Joe aparece en la esquina de la calle principal que atraviesa el Extraordinarium. Tiemblo, más de rabia que de miedo, al fin. Adopto una actitud que quiere ser desenvuelta, mientras bajo mi piel los engranajes se carbonizan. Las palpitaciones de mi corazón arman más ruido que la pala de un sepulturero.

Joe se queda inmóvil a una decena de metros, justo enfrente de mí. Su sombra lame el polvo de sus pasos.

—Quería volver a verte, pero no para vengarme, en contra de lo que puedas pensar.

Su voz sigue siendo un arma temible. Como la de Brigitte Heim, tiene el don de hacer estallar los cristales de mis sueños.

—Yo no pienso nada. Me has humillado y maltratado durante años. Un día, la situación terminó de manera sangrienta por ese motivo. Me parece que estamos en paz.

—Reconozco haberte hecho daño marginándote voluntariamente en la escuela. Comprendí tu sufrimiento después de que todo ocurriera, cuando me encontré sin un ojo. Vi las miradas de terror. Sentí cómo la gente cambiaba su comportamiento. Algunos me evitaban como si fuera contagioso, como si hablándome, fueran a perder sus propios ojos. Tomé conciencia día tras día del mal que podía haberte hecho…

—Pero no has cruzado media Europa para venir a disculparte, supongo.

—No, tienes razón. Aún tenemos algunas cuentas pendientes. ¿No te preguntaste jamás por qué me encarnicé contigo?

—Al principio sí… Intenté incluso hablar contigo, pero te comportabas de manera distante e inaccesible. Ya sabes, yo vivía en casa de «la bruja que ayuda a nacer a los niños del vientre de las putas», yo mismo, sin duda, debía de «haber salido del vientre de alguna puta», para citar lo que me repetías amablemente a lo largo de toda la jornada… Y además era nuevo, el más pequeño de la clase, y mi corazón hacía ruidos extraños; era fácil burlarse de mí y dominarme psíquicamente.
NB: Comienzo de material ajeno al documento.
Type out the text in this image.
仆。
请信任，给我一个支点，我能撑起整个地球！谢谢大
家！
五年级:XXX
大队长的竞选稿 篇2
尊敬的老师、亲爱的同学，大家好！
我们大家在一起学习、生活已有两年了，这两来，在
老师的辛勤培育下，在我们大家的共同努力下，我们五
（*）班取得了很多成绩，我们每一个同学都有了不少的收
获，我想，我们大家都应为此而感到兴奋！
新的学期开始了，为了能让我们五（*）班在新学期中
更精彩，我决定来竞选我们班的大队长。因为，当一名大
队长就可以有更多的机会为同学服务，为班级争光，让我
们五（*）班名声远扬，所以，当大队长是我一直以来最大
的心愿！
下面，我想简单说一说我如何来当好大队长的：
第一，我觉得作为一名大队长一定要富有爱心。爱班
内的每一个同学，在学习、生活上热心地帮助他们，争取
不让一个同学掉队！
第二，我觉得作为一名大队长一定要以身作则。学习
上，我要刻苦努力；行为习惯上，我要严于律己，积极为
La presa ideal, en una palabra… Hasta ese famoso día en que cruzaste el límite.

—En parte es cierto. Pero me cebé contigo ante todo porque el primer día de clase me preguntaste si conocía a la que en aquella época llamabas «la pequeña cantante». Ese mismo día, para mí, firmaste tu condena a muerte. Estaba loco de amor. Durante todo el año anterior a tu llegada intenté acercarme sin éxito a Miss Acacia. Pero un día de primavera, mientras ella patinaba sobre el río helado, canturreando como tenía por costumbre, el hielo se rompió bajo sus pies. Gracias a mis largas piernas y a mis grandes brazos, logré sacarla de ese mal paso. Habría podido morir. La veo aún tiritar en mis brazos. Desde aquel día, ya no nos separamos hasta que comenzó el verano. Jamás había sentido tanta felicidad. Pero el primer día de escuela, después de haber pasado el verano soñando con volver a verla, me entero de que se quedó en Granada, que nadie sabe cuándo va a volver.

En boca de Joe, la palabra «soñando» me produce el mismo efecto de incongruencia que un pastor alemán degustando un cruasán con la atención puesta en no llenarse de migas todo el podrido pelaje.
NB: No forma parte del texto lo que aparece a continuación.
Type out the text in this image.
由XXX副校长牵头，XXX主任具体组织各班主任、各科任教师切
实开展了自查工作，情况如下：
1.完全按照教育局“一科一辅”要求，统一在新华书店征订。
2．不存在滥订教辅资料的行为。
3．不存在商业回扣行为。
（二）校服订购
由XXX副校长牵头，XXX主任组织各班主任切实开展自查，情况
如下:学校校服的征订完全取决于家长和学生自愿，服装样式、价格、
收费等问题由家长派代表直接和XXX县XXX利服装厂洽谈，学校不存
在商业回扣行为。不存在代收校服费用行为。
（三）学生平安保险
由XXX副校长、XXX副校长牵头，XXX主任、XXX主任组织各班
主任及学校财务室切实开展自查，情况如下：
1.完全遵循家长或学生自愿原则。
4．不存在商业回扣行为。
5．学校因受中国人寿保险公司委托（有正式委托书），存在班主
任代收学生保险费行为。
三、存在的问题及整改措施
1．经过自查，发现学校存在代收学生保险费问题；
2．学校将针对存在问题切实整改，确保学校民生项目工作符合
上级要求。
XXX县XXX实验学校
—¡Y tú, aterrizas ese mismo día con tus aires de duende para decirme que quieres encontrarla y regalarle unas gafas! No contento con sufrir por su ausencia, me encuentro cara a cara contigo que redoblas mis celos dándome a conocer el espantoso punto en común que nos une aún hoy: el amor loco por Miss Acacia. Me acuerdo del ruido que hacía tu corazón cuando hablabas de ella. Te odié desde ese mismo instante. El ruido de tu tic-tac representaba para mí el instrumento de medida del tiempo que se escapaba sin ella. Un instrumento de tortura colmado con tus propios sueños de amor por mi Miss Acacia.

—Eso no justifica las humillaciones diarias a las que me sometiste, ¡yo no podía adivinar lo que había sucedido antes de mi llegada!